Opastor sai cedo com o rebanho, como sempre fez. O cajado acompanha-lhe o passo, os cães vigiam os flancos, e as ovelhas espalham-se pelo campo, sabendo que há tempo para andar e tempo para voltar. Mas hoje, há algo mais no bolso do pastor: um ‘smartphone’. E com isso, sem dar por ela, também ele já não é só homem do campo: é um pouco máquina, um pouco rede, um pouco digital.
Nos dias de hoje, o mundo não se divide apenas entre o que é físico e o que não é. Há algo a meio caminho, um espaço onde o real e o tecnológico se misturam. Chamamos-lhe digital. É diferente do virtual, porque o virtual nunca precisou de existir para ser. No jogo do FarmVille podemos ter uma ovelha, podemos tosquiá-la e até dar-lhe feno, mas aquela ovelha nunca saltou uma cerca, nunca sentiu o vento na lã nem mastigou erva fresca.
O digital é outra coisa. É quando se colocar um badalo inteligente numa ovelha de verdade e, de repente, sabemos exatamente por onde ela anda quando sai para o pasto. É físico, mas conectado. É real, mas alimenta-se de dados. A confusão entre o que é digital e o que é virtual não é nova, mas faz toda a diferença. O digital não substitui a realidade, expande-a.
Um pastor que usa um GPS para encontrar uma ovelha perdida continua a ser pastor, mas também é um pouco mais do que isso. É um ‘cyber-pastor’, tal como o Arnold Schwarzenegger era um ‘cyborg’ no filme “Exterminador Implacável”, meio homem, meio máquina.
O mesmo se passa com os outros que não guardam rebanhos. Se um agricultor digitaliza o “Borda d’Água” e o guarda em formato PDF no telemóvel, tem sabedoria digitalizada, ou seja, a tradição é convertida em ‘bites’ e ‘bytes’, mas ainda é a mesma. Mas se usa uma aplicação que cruza dados meteorológicos para saber se vai fazer frio e se vale a pena levar a samarra, isso já é digital.

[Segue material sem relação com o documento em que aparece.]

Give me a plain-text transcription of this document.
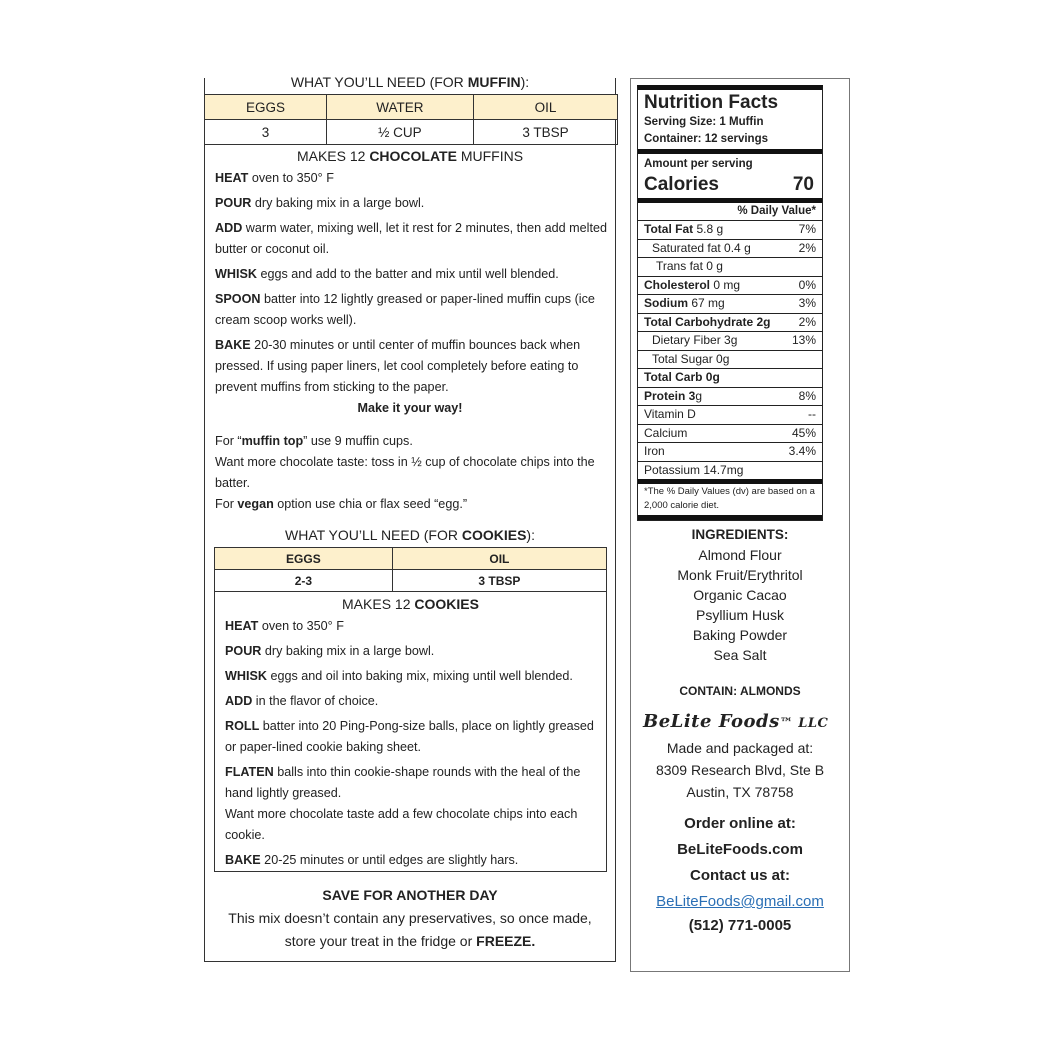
WHAT YOU’LL NEED (FOR MUFFIN):
EGGS	WATER	OIL
3	½ CUP	3 TBSP
MAKES 12 CHOCOLATE MUFFINS
HEAT oven to 350° F
POUR dry baking mix in a large bowl.
ADD warm water, mixing well, let it rest for 2 minutes, then add melted butter or coconut oil.
WHISK eggs and add to the batter and mix until well blended.
SPOON batter into 12 lightly greased or paper-lined muffin cups (ice cream scoop works well).
BAKE 20-30 minutes or until center of muffin bounces back when pressed. If using paper liners, let cool completely before eating to prevent muffins from sticking to the paper.
Make it your way!
For “muffin top” use 9 muffin cups.
Want more chocolate taste: toss in ½ cup of chocolate chips into the batter.
For vegan option use chia or flax seed “egg.”
WHAT YOU’LL NEED (FOR COOKIES):
EGGS	OIL
2-3	3 TBSP
MAKES 12 COOKIES
HEAT oven to 350° F
POUR dry baking mix in a large bowl.
WHISK eggs and oil into baking mix, mixing until well blended.
ADD in the flavor of choice.
ROLL batter into 20 Ping-Pong-size balls, place on lightly greased or paper-lined cookie baking sheet.
FLATEN balls into thin cookie-shape rounds with the heal of the hand lightly greased.
Want more chocolate taste add a few chocolate chips into each cookie.
BAKE 20-25 minutes or until edges are slightly hars.
SAVE FOR ANOTHER DAY
This mix doesn’t contain any preservatives, so once made,
store your treat in the fridge or FREEZE.
Nutrition Facts
Serving Size: 1 Muffin
Container: 12 servings
Amount per serving
Calories	70
% Daily Value*
Total Fat 5.8 g	7%
Saturated fat 0.4 g	2%
Trans fat 0 g
Cholesterol 0 mg	0%
Sodium 67 mg	3%
Total Carbohydrate 2g 2%
Dietary Fiber 3g	13%
Total Sugar 0g
Total Carb 0g
Protein 3g	8%
Vitamin D	--
Calcium	45%
Iron	3.4%
Potassium 14.7mg
*The % Daily Values (dv) are based on a 2,000 calorie diet.
INGREDIENTS:
Almond Flour
Monk Fruit/Erythritol
Organic Cacao
Psyllium Husk
Baking Powder
Sea Salt
CONTAIN: ALMONDS
BeLite Foods™ LLC
Made and packaged at:
8309 Research Blvd, Ste B
Austin, TX 78758
Order online at:
BeLiteFoods.com
Contact us at:
BeLiteFoods@gmail.com
(512) 771-0005
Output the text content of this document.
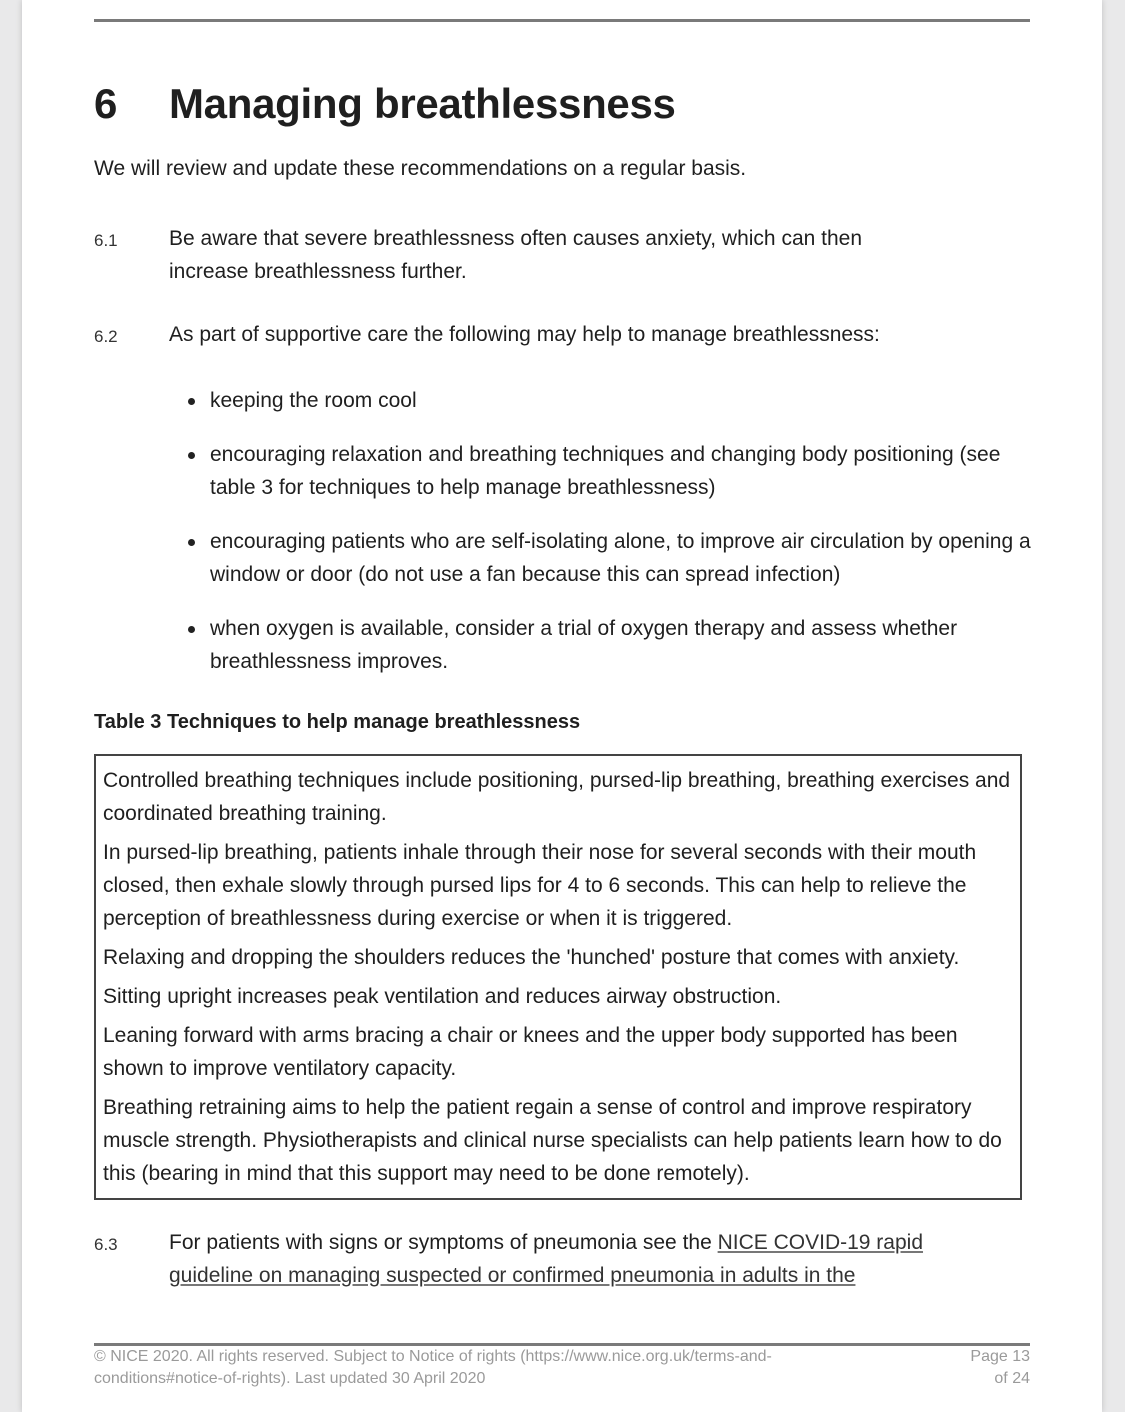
6 Managing breathlessness
We will review and update these recommendations on a regular basis.
6.1 Be aware that severe breathlessness often causes anxiety, which can then increase breathlessness further.
6.2 As part of supportive care the following may help to manage breathlessness:
keeping the room cool
encouraging relaxation and breathing techniques and changing body positioning (see table 3 for techniques to help manage breathlessness)
encouraging patients who are self-isolating alone, to improve air circulation by opening a window or door (do not use a fan because this can spread infection)
when oxygen is available, consider a trial of oxygen therapy and assess whether breathlessness improves.
Table 3 Techniques to help manage breathlessness

Controlled breathing techniques include positioning, pursed-lip breathing, breathing exercises and coordinated breathing training.

In pursed-lip breathing, patients inhale through their nose for several seconds with their mouth closed, then exhale slowly through pursed lips for 4 to 6 seconds. This can help to relieve the perception of breathlessness during exercise or when it is triggered.

Relaxing and dropping the shoulders reduces the 'hunched' posture that comes with anxiety.

Sitting upright increases peak ventilation and reduces airway obstruction.

Leaning forward with arms bracing a chair or knees and the upper body supported has been shown to improve ventilatory capacity.

Breathing retraining aims to help the patient regain a sense of control and improve respiratory muscle strength. Physiotherapists and clinical nurse specialists can help patients learn how to do this (bearing in mind that this support may need to be done remotely).

6.3 For patients with signs or symptoms of pneumonia see the NICE COVID-19 rapid guideline on managing suspected or confirmed pneumonia in adults in the
© NICE 2020. All rights reserved. Subject to Notice of rights (https://www.nice.org.uk/terms-and-conditions#notice-of-rights). Last updated 30 April 2020
Page 13
of 24
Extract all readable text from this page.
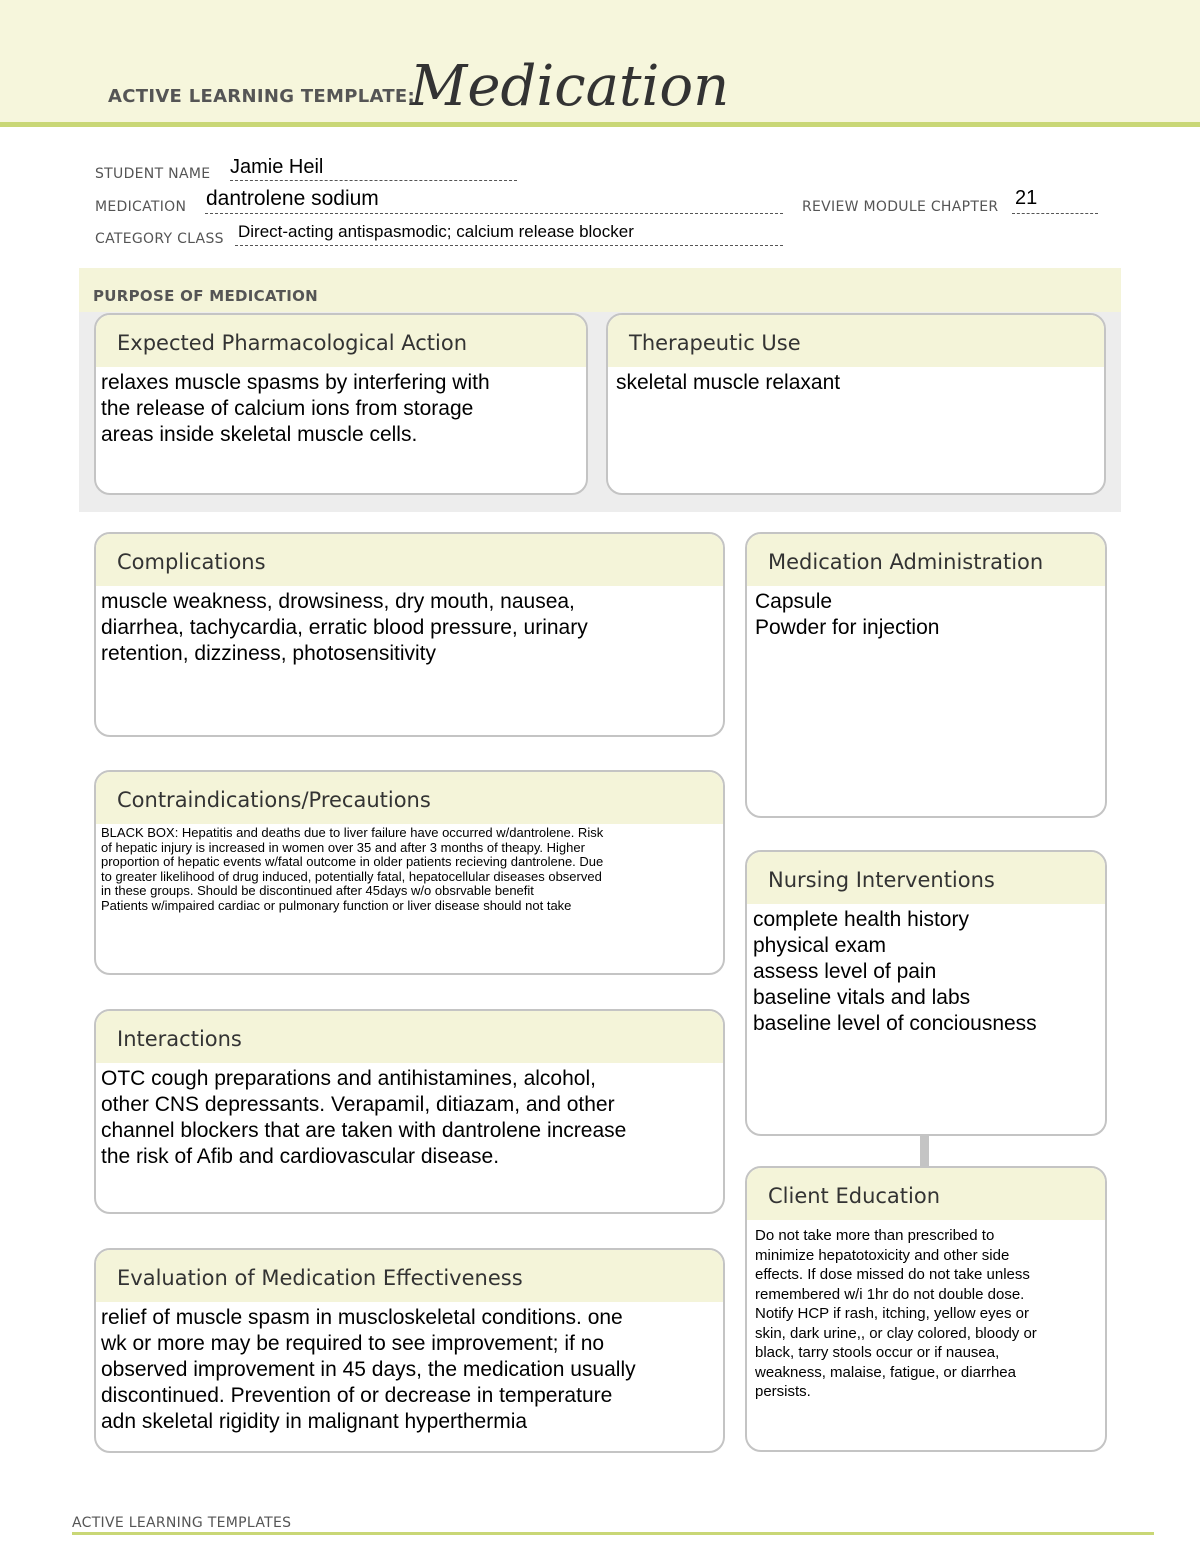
ACTIVE LEARNING TEMPLATE:
Medication
STUDENT NAME Jamie Heil
MEDICATION dantrolene sodium	REVIEW MODULE CHAPTER 21
CATEGORY CLASS Direct-acting antispasmodic; calcium release blocker
PURPOSE OF MEDICATION
Expected Pharmacological Action
relaxes muscle spasms by interfering with
the release of calcium ions from storage
areas inside skeletal muscle cells.
Therapeutic Use
skeletal muscle relaxant
Complications
muscle weakness, drowsiness, dry mouth, nausea,
diarrhea, tachycardia, erratic blood pressure, urinary
retention, dizziness, photosensitivity
Medication Administration
Capsule
Powder for injection
Contraindications/Precautions
BLACK BOX: Hepatitis and deaths due to liver failure have occurred w/dantrolene. Risk
of hepatic injury is increased in women over 35 and after 3 months of theapy. Higher
proportion of hepatic events w/fatal outcome in older patients recieving dantrolene. Due
to greater likelihood of drug induced, potentially fatal, hepatocellular diseases observed
in these groups. Should be discontinued after 45days w/o obsrvable benefit
Patients w/impaired cardiac or pulmonary function or liver disease should not take
Nursing Interventions
complete health history
physical exam
assess level of pain
baseline vitals and labs
baseline level of conciousness
Interactions
OTC cough preparations and antihistamines, alcohol,
other CNS depressants. Verapamil, ditiazam, and other
channel blockers that are taken with dantrolene increase
the risk of Afib and cardiovascular disease.
Client Education
Do not take more than prescribed to
minimize hepatotoxicity and other side
effects. If dose missed do not take unless
remembered w/i 1hr do not double dose.
Notify HCP if rash, itching, yellow eyes or
skin, dark urine,, or clay colored, bloody or
black, tarry stools occur or if nausea,
weakness, malaise, fatigue, or diarrhea
persists.
Evaluation of Medication Effectiveness
relief of muscle spasm in muscloskeletal conditions. one
wk or more may be required to see improvement; if no
observed improvement in 45 days, the medication usually
discontinued. Prevention of or decrease in temperature
adn skeletal rigidity in malignant hyperthermia
ACTIVE LEARNING TEMPLATES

Quando um olivicultor usa um drone equipado com sensores térmicos para monitorizar a humidade do solo e otimizar a rega, ou quando o Manel, atrasado para o jantar, faz uma videochamada à Maria para lhe mostrar que ainda está no campo e não no café, tudo isso é digital.
O campo continua lá, o trabalho continua físico, mas agora existe um elo invisível entre os homens e as máquinas, entre os campos do Alentejo e a tal nuvem que guarda tudo de todos, onde quer que ela esteja.
O desafio do digital é que não basta existir, tem de fazer sentido. O pastor pode ter todos os sensores, mas se não souber onde levar o rebanho, os dados de nada lhe servem. A tecnologia precisa de nos dar mais controlo, não de nos fazer perder a noção do essencial. A sabedoria continua a ser a mesma: saber para onde ir, quando ir e como cuidar do que é nosso. A diferença é que, agora, talvez consigamos fazer isso com um pouco mais de precisão e um pouco menos de incerteza.
Afinal, seja com um cajado ou com um smartphone, seja com cães ou com algoritmos, há uma coisa que nunca muda: um bom pastor nunca deixa uma ovelha para trás.